Do outro lado, quem tem medo não pergunta, não questiona, não duvida e rapidamente paralisa diante de um inimigo, por exemplo. Quem tem medo obedece, e o medo é um afeto de dupla ação. Nos protege porque nos impede de agir, mas nos paralisa diante das coisas ruins porque nos impede de agir.
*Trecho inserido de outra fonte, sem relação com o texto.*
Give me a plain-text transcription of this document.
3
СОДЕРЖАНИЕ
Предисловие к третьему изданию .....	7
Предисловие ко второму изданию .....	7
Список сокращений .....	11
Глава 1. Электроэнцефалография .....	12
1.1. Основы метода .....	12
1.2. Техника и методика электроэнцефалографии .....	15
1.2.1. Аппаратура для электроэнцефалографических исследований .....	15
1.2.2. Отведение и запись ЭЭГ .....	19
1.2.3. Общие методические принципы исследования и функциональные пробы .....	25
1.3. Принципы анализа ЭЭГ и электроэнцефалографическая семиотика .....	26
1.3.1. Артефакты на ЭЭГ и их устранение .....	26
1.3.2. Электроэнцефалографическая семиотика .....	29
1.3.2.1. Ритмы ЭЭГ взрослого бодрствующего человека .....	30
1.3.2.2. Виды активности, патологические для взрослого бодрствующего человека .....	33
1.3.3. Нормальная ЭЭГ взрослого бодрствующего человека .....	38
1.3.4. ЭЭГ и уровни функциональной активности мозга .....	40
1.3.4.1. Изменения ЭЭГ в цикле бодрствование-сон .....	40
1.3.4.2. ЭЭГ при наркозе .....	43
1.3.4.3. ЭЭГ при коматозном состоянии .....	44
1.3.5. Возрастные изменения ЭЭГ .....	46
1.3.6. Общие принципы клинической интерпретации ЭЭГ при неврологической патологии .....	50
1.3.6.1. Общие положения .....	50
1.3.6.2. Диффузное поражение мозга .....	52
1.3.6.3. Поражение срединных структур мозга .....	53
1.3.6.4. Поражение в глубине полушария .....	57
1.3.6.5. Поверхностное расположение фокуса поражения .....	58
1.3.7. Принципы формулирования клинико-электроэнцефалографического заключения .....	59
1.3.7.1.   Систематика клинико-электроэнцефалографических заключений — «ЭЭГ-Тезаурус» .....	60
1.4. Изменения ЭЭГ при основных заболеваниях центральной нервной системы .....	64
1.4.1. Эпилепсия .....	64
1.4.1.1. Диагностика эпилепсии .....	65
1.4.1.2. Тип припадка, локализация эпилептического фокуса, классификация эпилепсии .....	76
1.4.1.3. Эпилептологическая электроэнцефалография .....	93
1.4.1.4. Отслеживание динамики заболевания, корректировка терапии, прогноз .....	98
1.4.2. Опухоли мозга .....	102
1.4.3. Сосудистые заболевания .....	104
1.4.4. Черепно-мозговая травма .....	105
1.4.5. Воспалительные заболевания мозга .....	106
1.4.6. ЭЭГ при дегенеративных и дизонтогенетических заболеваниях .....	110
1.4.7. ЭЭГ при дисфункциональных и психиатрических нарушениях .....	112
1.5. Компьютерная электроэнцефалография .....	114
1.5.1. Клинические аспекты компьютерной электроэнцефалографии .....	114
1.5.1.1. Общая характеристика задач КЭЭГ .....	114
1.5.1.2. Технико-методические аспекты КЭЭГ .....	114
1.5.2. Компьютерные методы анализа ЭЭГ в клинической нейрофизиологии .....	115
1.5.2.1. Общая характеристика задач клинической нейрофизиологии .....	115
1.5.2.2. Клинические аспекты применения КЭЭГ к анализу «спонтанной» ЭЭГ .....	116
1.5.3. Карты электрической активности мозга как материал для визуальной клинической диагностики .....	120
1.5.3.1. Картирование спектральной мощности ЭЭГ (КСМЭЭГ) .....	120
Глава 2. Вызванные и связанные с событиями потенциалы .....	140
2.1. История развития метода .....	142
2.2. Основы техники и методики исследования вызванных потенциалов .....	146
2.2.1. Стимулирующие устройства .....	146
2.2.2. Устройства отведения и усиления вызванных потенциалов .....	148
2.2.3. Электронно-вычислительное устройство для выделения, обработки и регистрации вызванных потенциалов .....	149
Por isso podemos dizer que o medo é estrutural e estruturante do poder para manter a estabilidade da nossa vida social. A ideia de Estado ou de polícia, por exemplo, usa historicamente o medo como ferramenta da manutenção da sua existência, porque ao mesmo tempo que ele gera, possibilita a nossa proteção, cuidados com saúde, polícia, é ele também que deixa acontecer a insegurança, a violência, a necessidade da busca pela saúde, e aí ele te protege dizendo, se protejo, logo obrigo, manda quem pode e obedece quem tem juízo. Eu é que não vou mexer com poderosos, preciso comer, preciso trabalhar, pagar as contas, não posso arriscar.
Desamparo
O medo também gera um outro afeto fundamental, é dele que nasce o desamparo. Ninguém quer viver com medo, queremos buscar afetos positivos, porém, ao olhar para o imenso mar de caos que se põe diante de nós, vem uma agonia, uma angústia profunda, chamada desamparo, uma condição de estar sem chão, sem ajuda. A sensação de que o sofrimento que se está vivendo não terá mais fim, e sem ninguém para lhe amparar, você não sabe mais o que esperar do mundo.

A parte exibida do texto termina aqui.